South Sudan, which is due to secede on Saturday, will remain economically tied to mostly Muslim north Sudan through the pipelines that funnel southern oil up to the Red Sea coast.
But as full statehood approaches, it is doing all it can to build on links with the countries to its east and south, most of them sharing parts of its largely Christian and traditionalist African culture — if only to give it some distance from its former civil war foe.
Kenyans, Ugandans and Ethiopians already dominate the stalls in Juba’s bustling markets, repairing everything from motorbikes to shoes and selling vegetables, hot food and all manner of household goods.
Southern officials say the East African trade increased earlier this year when northern forces temporarily blocked fuel and other deliveries through the north/south border. The north denied the reports.
“We have alternatives. When they closed the border we had the road to Ethiopia ... We have the road to Uganda, the road to Kenya. So it is not punishing us in terms of business ... After a week or two we adjusted,” Elizabeth Majok, the south’s undersecretary for commerce and industry, told Reuters.
The East African domination of the market stalls has sparked some local resentment. But foreign traders say they are mostly welcome. Kenyan Elizabeth Mungai, 28, has a stall on a muddy street in Juba, selling food and a few kitchen and bathroom items, all trucked along the rough roads that cross south Sudan’s southern border.
“Through the elections, the referendum ... for all those things I am here. I proved there is no problem,” she said, referring to south Sudan’s steps toward independence.
Southerners overwhelmingly voted to leave the north in a January referendum, promised in a 2005 peace deal that ended decades of civil war with the north.
South Sudan’s new draft constitution names English — a common business language across East Africa — as the new nation’s language of government and education.
“South Sudan contains enormous agricultural and natural resources ... In few years, (it) is expected to rebuild its economic infrastructure and improve its trade relations with neighboring countries,” said Amir Idris, professor of African and African American Studies at Fordham University in New York.
Up to date figures on the size of south Sudan’s trade with East Africa are hard to find.
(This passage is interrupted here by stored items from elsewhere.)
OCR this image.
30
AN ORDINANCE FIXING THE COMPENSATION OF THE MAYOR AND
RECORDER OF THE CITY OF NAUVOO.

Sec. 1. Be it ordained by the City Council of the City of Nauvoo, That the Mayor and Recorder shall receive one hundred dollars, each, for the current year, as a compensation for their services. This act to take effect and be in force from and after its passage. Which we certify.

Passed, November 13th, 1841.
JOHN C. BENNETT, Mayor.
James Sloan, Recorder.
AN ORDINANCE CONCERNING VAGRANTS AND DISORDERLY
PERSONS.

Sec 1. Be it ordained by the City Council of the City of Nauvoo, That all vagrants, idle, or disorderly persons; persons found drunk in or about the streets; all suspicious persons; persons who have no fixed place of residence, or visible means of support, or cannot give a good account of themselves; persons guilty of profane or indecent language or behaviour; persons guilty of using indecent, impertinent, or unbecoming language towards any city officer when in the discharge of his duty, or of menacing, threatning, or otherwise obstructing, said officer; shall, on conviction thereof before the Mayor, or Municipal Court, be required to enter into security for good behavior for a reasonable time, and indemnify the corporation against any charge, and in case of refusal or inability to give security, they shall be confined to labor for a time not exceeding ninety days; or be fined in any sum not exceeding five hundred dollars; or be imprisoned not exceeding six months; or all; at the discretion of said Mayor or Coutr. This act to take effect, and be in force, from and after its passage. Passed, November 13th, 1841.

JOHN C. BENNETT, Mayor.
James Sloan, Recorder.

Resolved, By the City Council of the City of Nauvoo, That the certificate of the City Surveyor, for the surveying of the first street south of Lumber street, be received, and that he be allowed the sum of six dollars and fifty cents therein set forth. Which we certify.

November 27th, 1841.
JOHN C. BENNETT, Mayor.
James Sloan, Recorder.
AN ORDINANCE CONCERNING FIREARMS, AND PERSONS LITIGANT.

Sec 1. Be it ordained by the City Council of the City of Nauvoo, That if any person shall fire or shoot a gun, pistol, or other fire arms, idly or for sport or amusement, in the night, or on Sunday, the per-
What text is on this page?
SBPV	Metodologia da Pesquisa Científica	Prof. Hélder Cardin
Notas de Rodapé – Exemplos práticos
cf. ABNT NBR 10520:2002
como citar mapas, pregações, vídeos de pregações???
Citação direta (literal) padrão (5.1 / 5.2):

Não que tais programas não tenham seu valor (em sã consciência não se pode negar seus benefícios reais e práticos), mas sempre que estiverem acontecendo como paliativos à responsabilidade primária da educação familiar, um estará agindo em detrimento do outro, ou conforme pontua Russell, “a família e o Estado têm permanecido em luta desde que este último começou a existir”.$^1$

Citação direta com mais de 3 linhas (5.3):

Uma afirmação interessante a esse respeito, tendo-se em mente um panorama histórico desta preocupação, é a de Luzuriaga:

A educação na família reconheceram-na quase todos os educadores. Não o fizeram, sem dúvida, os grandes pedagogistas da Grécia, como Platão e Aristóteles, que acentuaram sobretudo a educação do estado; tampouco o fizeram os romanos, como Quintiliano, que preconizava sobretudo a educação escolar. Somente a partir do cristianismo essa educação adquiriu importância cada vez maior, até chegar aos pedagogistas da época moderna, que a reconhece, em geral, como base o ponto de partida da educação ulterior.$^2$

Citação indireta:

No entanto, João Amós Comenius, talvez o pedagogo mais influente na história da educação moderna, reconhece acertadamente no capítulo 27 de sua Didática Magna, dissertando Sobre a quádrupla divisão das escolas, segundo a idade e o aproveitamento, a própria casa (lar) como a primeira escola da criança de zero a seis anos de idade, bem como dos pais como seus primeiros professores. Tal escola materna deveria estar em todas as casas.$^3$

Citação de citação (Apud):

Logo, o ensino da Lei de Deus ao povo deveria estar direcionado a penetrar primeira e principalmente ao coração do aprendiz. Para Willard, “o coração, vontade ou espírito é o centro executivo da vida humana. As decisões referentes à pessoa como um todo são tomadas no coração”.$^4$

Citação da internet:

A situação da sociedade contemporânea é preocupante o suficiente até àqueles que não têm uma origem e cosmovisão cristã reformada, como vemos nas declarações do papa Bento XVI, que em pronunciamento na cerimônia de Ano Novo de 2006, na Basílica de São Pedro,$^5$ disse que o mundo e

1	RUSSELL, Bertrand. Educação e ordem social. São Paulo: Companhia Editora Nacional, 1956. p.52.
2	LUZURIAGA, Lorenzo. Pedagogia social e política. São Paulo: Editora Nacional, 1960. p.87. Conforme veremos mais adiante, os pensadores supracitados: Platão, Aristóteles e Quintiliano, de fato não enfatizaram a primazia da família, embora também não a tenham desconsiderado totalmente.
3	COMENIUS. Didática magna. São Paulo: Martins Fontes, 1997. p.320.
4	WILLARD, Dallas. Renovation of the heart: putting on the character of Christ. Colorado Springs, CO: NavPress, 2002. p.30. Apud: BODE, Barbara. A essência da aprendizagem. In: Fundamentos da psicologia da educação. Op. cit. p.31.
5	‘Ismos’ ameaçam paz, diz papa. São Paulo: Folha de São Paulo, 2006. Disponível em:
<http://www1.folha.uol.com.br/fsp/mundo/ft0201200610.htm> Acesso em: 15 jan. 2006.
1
But it is safe to say they would be dwarfed by the scale of the south’s oil industry, responsible for about 98 percent of its total revenues.
Kenya’s exports to south Sudan almost doubled between 2005 and 2009, rising to 12.8 billion shillings ($144.5 million) from 6.8 billion after the peace deal.
South Sudan was neighboring Uganda’s main export market in 2009, when it imported goods worth $184.6 million from east Africa’s third largest economy, according to the Uganda Exports Promotions Board.
The south says it wants to join the East African Community trade bloc. Kenya Commercial Bank operates in the south and South Africa’s SABMiller has a brewery.
By contrast, analysts have estimated that the south may be able to add $1 billion to its annual budget of around $2 billion by getting more revenues from its oil after the split.
That all means the south’s relationship with the north will still remain a priority — even though both sides have still not agreed how they will mange oil revenues and, crucially, how much the north will charge the south to use its pipelines.
Southern leaders have said they want to open new oil pipeline routes south via Kenya and Uganda, though such schemes would take years. Meanwhile the south’s president has been at pains to assure the world he have no interest in returning to open conflict with the north, whatever the provocation.
“We thought that as neighbors we would be the best friends. We need them and they need us,” southern President Salva Kiir said after northern forces rolled tanks and troops into the hotly contested Abyei region on May 21, sending tens of thousands of southerners fleeing.
It is hard to find anyone to echo that neighborly talk in the markets of Juba. Memories of the bloody civil war — that killed an estimated two million Sudanese and forced four million to flee — still run deep.
“I try not to think about the northerners ... Peace is not the same as forgiving. We want peace with them but I can never forgive them,” said Vincent Madut, 22, shopping at one of the markets.
“I don’t want to fight them but they will never be friends.”